Let us consider some limiting behaviour of this result to see if it makes sense. You may have found out in the lab that varying the viscosity of the fluid in your wave generator/reflector experiment resulted in different amounts of reflected wave. This result tells us that at a particular value of the reflection coefficient, \(R/A\) goes to zero. This happens when

(138)#\[\begin{align} Fk=\eta\omega, \end{align}\]

or

(139)#\[\begin{align} \eta=\frac{F}{v} \end{align}\]

Note that the zero reflection point is not at the maximum amount of friction; if we increase \(\eta\) to infinity, corresponding to a really sticky fluid, we obtain \(R/A=-1\), so that all of the incident signal is reflected with the opposite phase. This also happens if you have an infinitely heavy mass on the end of the string, or an infinitely stiff spring. So, there is a particular choice of stickiness of the damping mechanism that leads to perfect attenuation of the reflected wave. Note also that it is not true in general that all the energy in the incoming wave is reflected. This is because the damping mechanism converts some or all of the energy in the incident wave into other forms, such as heat in the viscous medium that makes up the damper.

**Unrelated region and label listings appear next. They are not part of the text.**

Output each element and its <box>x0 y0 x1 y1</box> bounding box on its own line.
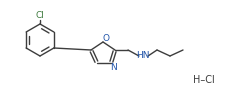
Text: H–Cl: H–Cl <box>192 75 214 85</box>
Text: HN: HN <box>136 52 149 60</box>
Text: Cl: Cl <box>35 12 44 21</box>
Text: N: N <box>110 63 117 72</box>
Text: O: O <box>102 34 109 43</box>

The physics of this problem is analogous to that of high frequency signals travelling down cables. When you work with oscilloscopes and reasonably high frequency signals, say between \(1\,{\rm MHz}\) and \(1\,{\rm GHz}\), you will have noticed that the cables used are black circular cross section cables, and if you are particularly observant you may have noticed the letters RG-58 written on the outer conductor. This type of cable is coaxial - it consists of an inner conductor that runs down the centre, a dielectric layer that can be made of several different materials, and an outer braided sheath that acts as a ground. This cable is good for carrying sine waves or pulses that have high frequency content, but if the terminations on the end of the cable have the wrong amount of resistance, then some of the incident signal is reflected back down the cable, leading to undesirable standing waves. The way to avoid standing waves is to terminate the cable with an electrical load that matches the characteristics of the cable. RG-58 cable has a so-called ‘characteristic impedance’ of \(50\,{\rm \Omega}\), and it turns out that if you connect a \(50\,{\rm \Omega}\) resistor between the inner conductor and the outer sheath, this results in zero reflection, or a perfect match between the cable and its load. What we have been studying here is the analogous problem in mechanics and waves on strings in particular.

It may occur to you that you might be able to invent a common theory for describing matching between signal transmission lines and loads on the ends of the lines. You will learn about this common theory next year; it is called the theory of impedances.

Summary#

In this lecture, we’ve had a quick review of the previous lecture on damped oscillators, then took the next step to look at damped waves. In this latter case, we considered a setup in which a wave was travelling down a wire that was attached to a device that absorbed the energy of the wave. We calculated the conditions under which all the energy of the incident wave was absorbed so that there is no reflected wave. Under these circumstances, no standing wave is set up in the system. We saw that this critical level of damping was dictated by the other properties of the system - notably the tension in the wire and the velocity of the wave. Analogies of this can be drawn with other types of waves, including electrical signals in which you may wish to negate any reflected signals at a terminal.